Sol-gel synthesized ZnTiO3/SiO2 composite photocatalyst for Reactive Brilliant Red X-3B degradation

ZnTiO3 was supported on quartz microspheres to reduce ZnTiO3 particle aggregation and to enhance the photocatalytic activity of ZnTiO3. The distribution of ilmenite phase ZnTiO3 on quartz microspheres was found to reduce the ZnTiO3 crystallite size from 40.4 nm to 19.9 nm. The commonly large ZnTiO3 particles in pure ZnTiO3 can hardly exist in chi ZnTiO3/SiO2 composites. The bandgap energy of ZnTiO3 is enlarged after support on quartz microspheres. The bandgap energies of 20ZnTiO(3)/SiO2, 50ZnTiO(3)/SiO2, 80ZnTiO(3)/SiO2 and pure ZnTiO3 were determined to be 3.42, 3.38, 3.08 and 2.93 eV, respectively. The pore volume and the BET surface area of chi ZnTiO3/SiO2 composites were several times larger than that for both quartz microsphere and ZnTiO3. The hole electron recombination efficiency is reduced after supporting the ZnTiO3 on quartz microspheres.
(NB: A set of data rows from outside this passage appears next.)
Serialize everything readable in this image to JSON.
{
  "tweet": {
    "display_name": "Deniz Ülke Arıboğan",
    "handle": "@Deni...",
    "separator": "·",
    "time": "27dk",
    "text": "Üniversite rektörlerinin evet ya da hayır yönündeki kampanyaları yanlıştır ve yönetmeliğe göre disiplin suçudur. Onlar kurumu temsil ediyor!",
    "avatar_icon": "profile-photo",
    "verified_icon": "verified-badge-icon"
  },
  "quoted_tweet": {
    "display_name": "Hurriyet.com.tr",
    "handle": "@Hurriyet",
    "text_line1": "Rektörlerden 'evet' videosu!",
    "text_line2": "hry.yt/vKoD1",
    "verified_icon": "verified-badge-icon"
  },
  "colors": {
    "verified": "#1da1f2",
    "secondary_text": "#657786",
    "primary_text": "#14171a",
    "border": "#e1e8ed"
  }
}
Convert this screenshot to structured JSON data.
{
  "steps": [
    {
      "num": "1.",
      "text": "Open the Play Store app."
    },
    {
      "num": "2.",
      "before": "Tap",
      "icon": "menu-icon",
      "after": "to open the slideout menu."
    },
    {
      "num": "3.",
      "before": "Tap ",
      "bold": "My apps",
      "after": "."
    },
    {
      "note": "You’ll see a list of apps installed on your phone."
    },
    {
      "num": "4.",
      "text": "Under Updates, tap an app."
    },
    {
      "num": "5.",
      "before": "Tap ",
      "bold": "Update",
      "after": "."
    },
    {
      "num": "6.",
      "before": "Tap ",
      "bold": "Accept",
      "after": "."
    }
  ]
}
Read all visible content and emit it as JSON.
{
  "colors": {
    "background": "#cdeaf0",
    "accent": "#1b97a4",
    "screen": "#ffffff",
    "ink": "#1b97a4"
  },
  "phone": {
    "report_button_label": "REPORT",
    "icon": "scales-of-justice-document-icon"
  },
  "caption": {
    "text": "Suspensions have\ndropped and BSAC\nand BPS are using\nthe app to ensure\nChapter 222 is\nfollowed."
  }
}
The photo catalytic activity of chi ZnTiO3/SiO2 composites is in the sequence 50ZnTiO(3)/SiO2 > 80ZnTiO(3)/SiO2 > 20ZnTiO(3)/ SiO2 > ZnTiO3. The RBR X-3B degradation rate constants for ZnTiO3, 20ZnTiO(3)/SiO2 and 50ZnTiO(3)/SiO2 were determined to be 0.01016, 0.02271 and 0.02653 min(-1), respectively. The RBR X-3B degradation efficiency in the presence of 50ZnTiO(3)/SiO2 reaches 91.7% after 80 min of reaction.

Automated summary

ZnTiO3 supported on quartz microspheres reduces aggregation and enhances photocatalytic activity. Support on quartz microspheres increases the bandgap energy of ZnTiO3. The support has a significant effect on pore volume and surface area. The support reduces hole electron recombination efficiency. Supported ZnTiO3 exhibits superior photocatalytic activity compared to pure ZnTiO3.